Histopathological examination of the kidney of Ewe 3 was confounded by advanced autolysis; however, haemoglobin casts were still recognized. Examination of the kidney of Ewe 2 revealed haemoglobin droplets within tubular epithelial cells and many tubules containing proteinaceous casts and sometimes necrotic epithelial cells. These findings are consistent with haemoglobinuric nephrosis, following haemolysis.
The owner of property 1 elected to treat these ewes using a loose mix rather than to drench them with a molybdenum and sulphate solution. The mix he provided is as recommended by Radostits et al (2007) but is not currently registered in NSW. It consists of 86 kg of salt, 63kg of gypsum and 450g of sodium molybdate. The owner reported that the ewes readily consumed the loose mix and no subsequent losses occurred. The owner of property 2 also elected to treat the mob in which the recent deaths had occurred with a loose mix. He used the same mix as property 1 and fed it out in ten containers in the paddock. He reported that he did not lose any ewes subsequent to feeding the mix.

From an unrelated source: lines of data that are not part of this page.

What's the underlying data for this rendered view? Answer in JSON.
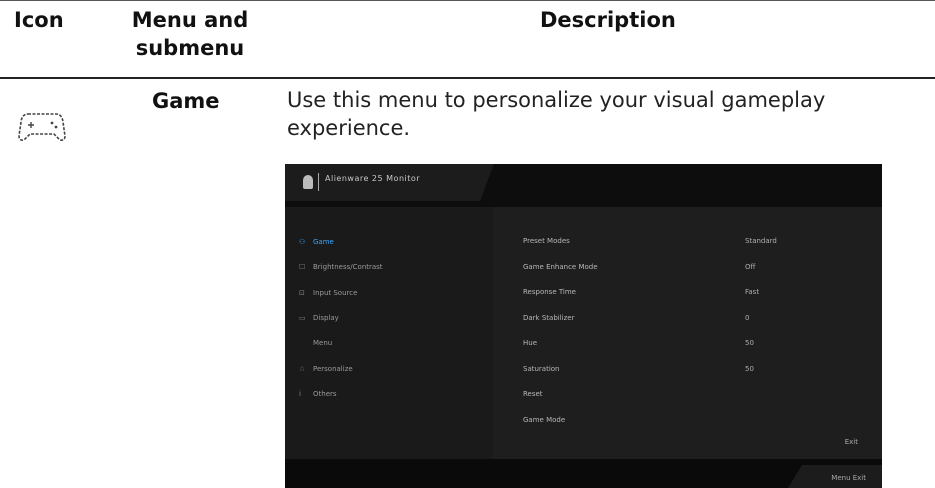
{
  "header": {
    "col_icon": "Icon",
    "col_menu": "Menu and submenu",
    "col_desc": "Description"
  },
  "row": {
    "icon": "gamepad-icon",
    "menu_name": "Game",
    "description": "Use this menu to personalize your visual gameplay experience."
  },
  "osd": {
    "tab_icon": "monitor-icon",
    "tab_title": "Alienware 25 Monitor",
    "active_color": "#3aa7ff",
    "left_menu": [
      {
        "glyph": "⚇",
        "label": "Game",
        "active": true
      },
      {
        "glyph": "☐",
        "label": "Brightness/Contrast",
        "active": false
      },
      {
        "glyph": "⊡",
        "label": "Input Source",
        "active": false
      },
      {
        "glyph": "▭",
        "label": "Display",
        "active": false
      },
      {
        "glyph": "",
        "label": "Menu",
        "active": false
      },
      {
        "glyph": "☆",
        "label": "Personalize",
        "active": false
      },
      {
        "glyph": "i",
        "label": "Others",
        "active": false
      }
    ],
    "settings": [
      {
        "label": "Preset Modes",
        "value": "Standard"
      },
      {
        "label": "Game Enhance Mode",
        "value": "Off"
      },
      {
        "label": "Response Time",
        "value": "Fast"
      },
      {
        "label": "Dark Stabilizer",
        "value": "0"
      },
      {
        "label": "Hue",
        "value": "50"
      },
      {
        "label": "Saturation",
        "value": "50"
      },
      {
        "label": "Reset",
        "value": ""
      },
      {
        "label": "Game Mode",
        "value": ""
      }
    ],
    "corner_label": "Exit",
    "footer_label": "Menu Exit"
  }
}
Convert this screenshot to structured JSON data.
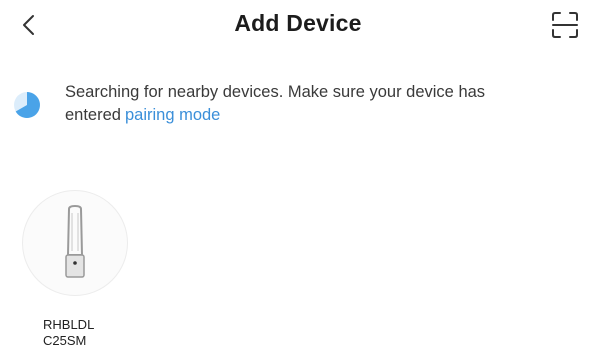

This case is consistent with primary (phytogenous), chronic copper intoxication. The soils in this area are considered to be high in copper and low in molybdenum. At least on property 1, the pastures are well managed and dominant in phalaris and ryegrass. They contain very few plants know to produce pyrrolizidine alkaloids (PA) but have short periods of subterranean clover proliferation.
The pathology report from ewes on property 1 indicates an absence of the changes consistent with PA damage. However it should be borne in mind that prime lamb producers often source ewes from western NSW were plants high in PAs most notably heliotrope (Heliotropum europaeum) and Paterson's curse (Echium plantagineum) are abundant. These ewes were Border Leicester cross Merino, known to be more susceptible to primary and secondary copper poisoning than Merinos.